Tuesday, August 14, 2007

And Now The Dear Boy Himself...

With those words, Arthur Treacher, usually drunk or overindulgent with those blasted fish and chips, would bring out Merv Griffin for another 90 minutes of engaging talk and entertainment.

All the news reports after Merv's death dwelled on the obvious. His Jeopardy and Wheel of Fortune fame. The CBS talk shows. The real estate holdings. All the stuff that made me wish I was his other son.

But, what I remember most was that syndicated nightly gabfest that aired on Channel 5 (then owned by the enigmatic Metromedia company) when I was a kid.

I can't say I was riveted on a nightly basis, especially if it was baseball season and I was glued to the Mets on Channel 9 (owned by RKO, thank you very much). But, I can tell you that, on two levels of my Mount Vernon home, both my mother and grandmother (watching separately, of course) had their TVs tuned into Mervyn.

To say that show was easygoing and free form is an understatement. I always felt like I was eavesdropping on a dinner conversation at Sardi's. And, while Griffin certainly got some dynamite guests (JFK, Nixon, Judy Garland) for some long and engrossing dialogues, it was all those regular visitors who intrigued me. Primarily because I never saw them show up anyplace else on television. It was sort of a Sunday afternoon at my grandmother's. The doorbell would always ring around 1PM and some relative was popping in for the day. And some of those Griffin guests were about as recognizable as my grandmother's third cousin twice removed.

There was some Israeli singer named Aliza Kashi, who talked in broken England and then would sing as if she was a graduate of Oxford.

There was a Black comedian named Timmie Rogers, who would punctuate the end of every joke by exclaiming "Oh, Yeah!."

There was this married couple named Jack Douglas and Reiko. He was supposedly a comedy writer, but was grossly unfunny. The main laughs came from his Japanese wife, who also butchered the English language like an expert Samurai. Today, she might be working at a nail salon in Van Nuys.

A frequent guest was Totie Fields, who was the epitome of a Borscht Belt Jewish comedienne. She was on a lot, despite the fact that everytime she appeared she seemed to be missing another limb.

Merv's show was so freestyle that guests were instantly comfortable talking about anything. Or trying their hands at new endeavors. Apparently, Patty Duke was so damn at ease that she used this as a venue to try and become a teen singing star.

Throughout it all, Merv was the supreme host. Oddly enough, he died one year and two days to the date that Mike Douglas checked out. Those two guys formed my knowledge of the entertainment world and I guess I can blame them for the nagging trivial tidbits that keep ping ponging around inside my cranium. And, there was certainly no mystery about what they were like off-camera. You never ever heard a bad word about either one of them.

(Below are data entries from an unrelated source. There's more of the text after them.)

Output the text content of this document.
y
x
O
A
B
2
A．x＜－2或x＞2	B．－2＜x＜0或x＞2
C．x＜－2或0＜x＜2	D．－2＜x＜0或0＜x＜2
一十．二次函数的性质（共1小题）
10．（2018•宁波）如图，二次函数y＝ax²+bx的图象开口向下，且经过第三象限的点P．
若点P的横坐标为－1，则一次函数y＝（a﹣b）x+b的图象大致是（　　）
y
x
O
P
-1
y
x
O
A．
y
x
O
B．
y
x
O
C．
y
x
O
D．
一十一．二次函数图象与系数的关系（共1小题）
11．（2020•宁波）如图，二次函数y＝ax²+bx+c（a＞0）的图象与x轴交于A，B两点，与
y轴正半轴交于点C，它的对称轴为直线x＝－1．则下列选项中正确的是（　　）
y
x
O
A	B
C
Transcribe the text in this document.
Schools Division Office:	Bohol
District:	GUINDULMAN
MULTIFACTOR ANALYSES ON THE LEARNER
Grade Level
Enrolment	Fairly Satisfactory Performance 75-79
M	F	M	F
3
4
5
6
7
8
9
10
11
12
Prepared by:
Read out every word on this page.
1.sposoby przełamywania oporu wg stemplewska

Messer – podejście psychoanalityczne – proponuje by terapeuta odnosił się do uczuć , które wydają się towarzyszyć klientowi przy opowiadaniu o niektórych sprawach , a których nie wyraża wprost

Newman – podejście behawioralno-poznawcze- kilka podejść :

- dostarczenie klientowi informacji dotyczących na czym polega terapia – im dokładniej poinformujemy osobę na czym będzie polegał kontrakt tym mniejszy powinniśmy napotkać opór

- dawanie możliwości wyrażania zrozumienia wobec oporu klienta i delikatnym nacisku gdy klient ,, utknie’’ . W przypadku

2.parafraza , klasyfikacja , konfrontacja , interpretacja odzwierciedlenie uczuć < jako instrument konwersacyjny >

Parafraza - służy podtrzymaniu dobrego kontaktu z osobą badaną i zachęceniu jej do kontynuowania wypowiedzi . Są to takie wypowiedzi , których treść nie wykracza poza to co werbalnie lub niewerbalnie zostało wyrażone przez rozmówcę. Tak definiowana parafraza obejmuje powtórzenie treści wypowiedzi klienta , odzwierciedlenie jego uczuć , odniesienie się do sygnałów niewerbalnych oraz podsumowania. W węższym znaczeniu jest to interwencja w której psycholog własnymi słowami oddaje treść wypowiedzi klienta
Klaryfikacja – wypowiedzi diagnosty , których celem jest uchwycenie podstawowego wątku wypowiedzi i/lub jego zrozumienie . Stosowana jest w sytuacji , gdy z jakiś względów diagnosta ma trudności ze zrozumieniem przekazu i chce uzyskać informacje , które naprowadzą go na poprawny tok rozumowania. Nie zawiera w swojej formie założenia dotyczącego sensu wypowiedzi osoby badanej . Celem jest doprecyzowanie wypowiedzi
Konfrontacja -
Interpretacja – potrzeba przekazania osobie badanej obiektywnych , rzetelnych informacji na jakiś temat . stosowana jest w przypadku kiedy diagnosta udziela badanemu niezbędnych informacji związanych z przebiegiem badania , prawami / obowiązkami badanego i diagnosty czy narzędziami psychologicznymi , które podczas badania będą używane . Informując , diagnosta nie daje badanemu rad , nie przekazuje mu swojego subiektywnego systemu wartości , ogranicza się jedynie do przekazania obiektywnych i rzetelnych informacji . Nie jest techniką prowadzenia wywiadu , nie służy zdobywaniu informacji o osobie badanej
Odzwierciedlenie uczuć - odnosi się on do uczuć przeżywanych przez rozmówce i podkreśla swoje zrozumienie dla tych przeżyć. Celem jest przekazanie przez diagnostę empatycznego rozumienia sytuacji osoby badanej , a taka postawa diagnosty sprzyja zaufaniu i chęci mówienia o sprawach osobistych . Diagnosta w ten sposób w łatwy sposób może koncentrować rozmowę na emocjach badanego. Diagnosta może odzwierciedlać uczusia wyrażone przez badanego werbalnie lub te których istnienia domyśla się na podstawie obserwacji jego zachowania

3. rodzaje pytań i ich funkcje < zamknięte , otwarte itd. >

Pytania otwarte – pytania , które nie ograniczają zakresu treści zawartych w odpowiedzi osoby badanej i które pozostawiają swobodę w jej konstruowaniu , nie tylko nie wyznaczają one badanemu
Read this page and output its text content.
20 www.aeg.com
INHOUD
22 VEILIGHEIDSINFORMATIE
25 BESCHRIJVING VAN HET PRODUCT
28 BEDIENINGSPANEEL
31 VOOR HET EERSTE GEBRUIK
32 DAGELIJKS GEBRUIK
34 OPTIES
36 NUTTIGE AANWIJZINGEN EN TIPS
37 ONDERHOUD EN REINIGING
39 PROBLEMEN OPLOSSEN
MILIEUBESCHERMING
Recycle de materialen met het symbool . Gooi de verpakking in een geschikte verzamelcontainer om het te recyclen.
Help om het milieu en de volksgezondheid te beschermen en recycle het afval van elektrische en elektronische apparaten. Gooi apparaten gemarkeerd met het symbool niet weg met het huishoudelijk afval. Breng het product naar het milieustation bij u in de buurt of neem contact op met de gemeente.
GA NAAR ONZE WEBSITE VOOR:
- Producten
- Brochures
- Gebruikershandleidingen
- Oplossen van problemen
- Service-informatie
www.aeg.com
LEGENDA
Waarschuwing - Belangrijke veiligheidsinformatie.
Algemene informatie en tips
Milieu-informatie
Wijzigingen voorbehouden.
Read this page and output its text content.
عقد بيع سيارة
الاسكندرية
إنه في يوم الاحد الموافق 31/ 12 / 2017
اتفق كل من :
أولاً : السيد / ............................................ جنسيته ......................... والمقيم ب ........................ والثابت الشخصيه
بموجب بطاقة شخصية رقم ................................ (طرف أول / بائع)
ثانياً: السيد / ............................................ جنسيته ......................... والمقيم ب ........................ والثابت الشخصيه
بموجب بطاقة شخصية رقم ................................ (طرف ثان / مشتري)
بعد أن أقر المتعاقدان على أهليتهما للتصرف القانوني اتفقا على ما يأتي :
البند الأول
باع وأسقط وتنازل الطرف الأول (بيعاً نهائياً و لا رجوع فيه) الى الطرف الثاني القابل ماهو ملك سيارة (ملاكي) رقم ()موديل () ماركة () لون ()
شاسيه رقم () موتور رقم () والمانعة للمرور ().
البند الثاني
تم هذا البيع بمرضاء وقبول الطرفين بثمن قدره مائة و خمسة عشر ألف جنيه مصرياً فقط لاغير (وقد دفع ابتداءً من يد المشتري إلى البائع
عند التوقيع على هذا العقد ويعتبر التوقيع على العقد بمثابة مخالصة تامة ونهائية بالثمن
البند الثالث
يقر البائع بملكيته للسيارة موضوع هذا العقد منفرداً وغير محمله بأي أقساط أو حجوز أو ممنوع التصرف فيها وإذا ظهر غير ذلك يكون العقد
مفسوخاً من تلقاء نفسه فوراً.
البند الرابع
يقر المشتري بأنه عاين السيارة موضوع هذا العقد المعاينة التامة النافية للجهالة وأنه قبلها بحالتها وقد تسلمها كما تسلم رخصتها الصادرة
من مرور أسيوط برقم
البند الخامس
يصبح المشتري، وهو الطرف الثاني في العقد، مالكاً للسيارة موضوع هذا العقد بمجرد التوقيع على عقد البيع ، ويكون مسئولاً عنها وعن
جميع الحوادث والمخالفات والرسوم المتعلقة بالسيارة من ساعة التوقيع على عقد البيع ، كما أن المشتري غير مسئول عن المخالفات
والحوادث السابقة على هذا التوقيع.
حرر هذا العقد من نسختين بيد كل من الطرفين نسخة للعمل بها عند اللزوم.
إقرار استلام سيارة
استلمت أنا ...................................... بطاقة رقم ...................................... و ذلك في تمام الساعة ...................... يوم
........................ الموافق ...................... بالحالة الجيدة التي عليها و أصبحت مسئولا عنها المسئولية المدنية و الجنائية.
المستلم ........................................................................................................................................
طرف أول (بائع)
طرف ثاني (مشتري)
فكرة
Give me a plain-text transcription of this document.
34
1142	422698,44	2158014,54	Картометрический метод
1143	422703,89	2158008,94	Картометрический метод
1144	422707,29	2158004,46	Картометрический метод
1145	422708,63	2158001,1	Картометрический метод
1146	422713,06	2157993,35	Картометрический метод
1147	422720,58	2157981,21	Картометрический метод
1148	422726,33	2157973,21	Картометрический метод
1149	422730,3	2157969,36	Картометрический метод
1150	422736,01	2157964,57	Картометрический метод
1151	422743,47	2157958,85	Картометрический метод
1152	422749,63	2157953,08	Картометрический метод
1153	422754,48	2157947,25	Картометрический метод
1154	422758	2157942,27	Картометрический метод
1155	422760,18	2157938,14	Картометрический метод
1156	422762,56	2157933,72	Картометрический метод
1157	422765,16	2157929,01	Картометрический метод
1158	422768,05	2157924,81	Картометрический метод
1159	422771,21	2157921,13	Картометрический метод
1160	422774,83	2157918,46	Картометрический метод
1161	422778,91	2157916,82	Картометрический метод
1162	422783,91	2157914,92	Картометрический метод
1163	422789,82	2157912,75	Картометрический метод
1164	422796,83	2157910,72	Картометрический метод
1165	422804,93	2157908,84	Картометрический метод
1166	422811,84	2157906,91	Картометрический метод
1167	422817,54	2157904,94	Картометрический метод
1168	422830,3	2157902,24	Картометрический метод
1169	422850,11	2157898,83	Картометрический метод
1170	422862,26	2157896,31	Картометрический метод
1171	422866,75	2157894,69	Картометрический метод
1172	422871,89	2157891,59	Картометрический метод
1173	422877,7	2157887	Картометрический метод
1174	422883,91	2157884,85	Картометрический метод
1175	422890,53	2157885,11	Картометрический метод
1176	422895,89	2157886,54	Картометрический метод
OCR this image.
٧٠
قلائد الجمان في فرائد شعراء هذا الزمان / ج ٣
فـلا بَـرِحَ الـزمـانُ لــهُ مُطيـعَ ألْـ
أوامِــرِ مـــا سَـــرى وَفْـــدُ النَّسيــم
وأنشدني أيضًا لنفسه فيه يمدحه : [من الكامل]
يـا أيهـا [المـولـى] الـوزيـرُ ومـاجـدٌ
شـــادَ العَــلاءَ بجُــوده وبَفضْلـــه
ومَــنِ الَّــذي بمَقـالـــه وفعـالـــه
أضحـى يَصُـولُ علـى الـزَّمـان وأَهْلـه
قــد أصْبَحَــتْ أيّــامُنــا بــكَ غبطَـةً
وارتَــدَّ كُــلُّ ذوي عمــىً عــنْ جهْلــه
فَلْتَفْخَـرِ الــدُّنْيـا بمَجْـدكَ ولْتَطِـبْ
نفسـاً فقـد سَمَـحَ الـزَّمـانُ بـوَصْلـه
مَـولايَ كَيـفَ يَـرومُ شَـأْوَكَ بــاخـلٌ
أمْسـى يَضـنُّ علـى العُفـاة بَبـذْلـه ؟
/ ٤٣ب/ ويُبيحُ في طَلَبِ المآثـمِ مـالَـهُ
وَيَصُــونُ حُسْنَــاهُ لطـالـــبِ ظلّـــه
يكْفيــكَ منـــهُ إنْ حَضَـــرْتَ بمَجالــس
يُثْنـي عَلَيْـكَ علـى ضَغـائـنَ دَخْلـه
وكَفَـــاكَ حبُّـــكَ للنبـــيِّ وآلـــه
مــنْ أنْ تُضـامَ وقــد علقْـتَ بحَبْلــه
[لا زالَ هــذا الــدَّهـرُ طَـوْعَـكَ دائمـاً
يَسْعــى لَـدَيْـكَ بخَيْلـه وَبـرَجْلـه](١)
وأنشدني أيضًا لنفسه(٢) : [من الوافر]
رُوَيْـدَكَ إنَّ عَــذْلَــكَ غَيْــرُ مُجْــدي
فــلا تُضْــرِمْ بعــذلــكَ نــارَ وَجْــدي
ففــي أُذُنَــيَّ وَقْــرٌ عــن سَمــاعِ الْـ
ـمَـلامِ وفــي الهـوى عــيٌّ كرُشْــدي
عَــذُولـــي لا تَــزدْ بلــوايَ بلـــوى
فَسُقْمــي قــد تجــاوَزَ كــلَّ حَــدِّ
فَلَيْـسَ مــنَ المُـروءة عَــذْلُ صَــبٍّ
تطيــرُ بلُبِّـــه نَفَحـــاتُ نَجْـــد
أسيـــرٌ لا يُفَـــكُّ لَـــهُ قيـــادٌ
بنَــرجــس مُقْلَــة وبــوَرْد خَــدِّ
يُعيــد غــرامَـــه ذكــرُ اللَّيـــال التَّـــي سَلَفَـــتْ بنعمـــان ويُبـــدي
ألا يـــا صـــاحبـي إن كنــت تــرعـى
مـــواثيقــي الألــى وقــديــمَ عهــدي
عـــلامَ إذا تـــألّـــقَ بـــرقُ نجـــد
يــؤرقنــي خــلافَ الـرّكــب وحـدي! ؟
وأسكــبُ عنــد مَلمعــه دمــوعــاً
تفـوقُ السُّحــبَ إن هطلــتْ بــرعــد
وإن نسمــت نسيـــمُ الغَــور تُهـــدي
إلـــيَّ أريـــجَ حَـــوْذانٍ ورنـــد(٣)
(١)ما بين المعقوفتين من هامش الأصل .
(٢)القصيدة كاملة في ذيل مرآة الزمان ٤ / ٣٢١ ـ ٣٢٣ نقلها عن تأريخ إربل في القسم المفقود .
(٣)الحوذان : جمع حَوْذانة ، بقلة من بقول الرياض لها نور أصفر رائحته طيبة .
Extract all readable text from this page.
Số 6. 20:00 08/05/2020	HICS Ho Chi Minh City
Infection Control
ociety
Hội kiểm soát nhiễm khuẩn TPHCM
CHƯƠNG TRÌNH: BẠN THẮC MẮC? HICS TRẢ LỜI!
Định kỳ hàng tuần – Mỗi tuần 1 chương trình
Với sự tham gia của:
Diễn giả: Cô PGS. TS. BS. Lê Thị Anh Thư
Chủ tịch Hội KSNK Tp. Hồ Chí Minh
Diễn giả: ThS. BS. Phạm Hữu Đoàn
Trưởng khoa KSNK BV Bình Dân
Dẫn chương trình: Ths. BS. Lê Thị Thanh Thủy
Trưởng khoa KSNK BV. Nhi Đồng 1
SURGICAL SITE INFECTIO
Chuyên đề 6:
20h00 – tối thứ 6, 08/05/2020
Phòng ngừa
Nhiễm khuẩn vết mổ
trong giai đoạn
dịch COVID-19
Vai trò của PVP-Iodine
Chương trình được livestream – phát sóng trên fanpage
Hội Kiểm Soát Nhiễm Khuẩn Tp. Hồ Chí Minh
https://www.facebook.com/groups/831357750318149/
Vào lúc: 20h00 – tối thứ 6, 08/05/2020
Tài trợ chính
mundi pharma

Of course, every time she won an Emmy for that inane barnyard chatter of a talk show, Fat Rosie would thank both Merv and Mike for the formats that she liberally copied. I was curious to see if Rosie had made an entry on her blog regarding Merv. Nope. She was alternating between pictures of her latest gay cruise and rants about the military draft. Indeed, Merv himself might have done either of those himself. But only in that quiet and classy solitude that was uniquely his.

If he could have only figured how Kramer got hold of his TV furniture...


Dinner last night: BLT at Barney's Beanery.

1 comment:

Anonymous said...

I went to a Merv taping in the early eighties and was happy to see Miss Miller in the front row.

Looks like Merv won't be "right back." I've had a view of his L.A. home for 15 years. Who gets it next?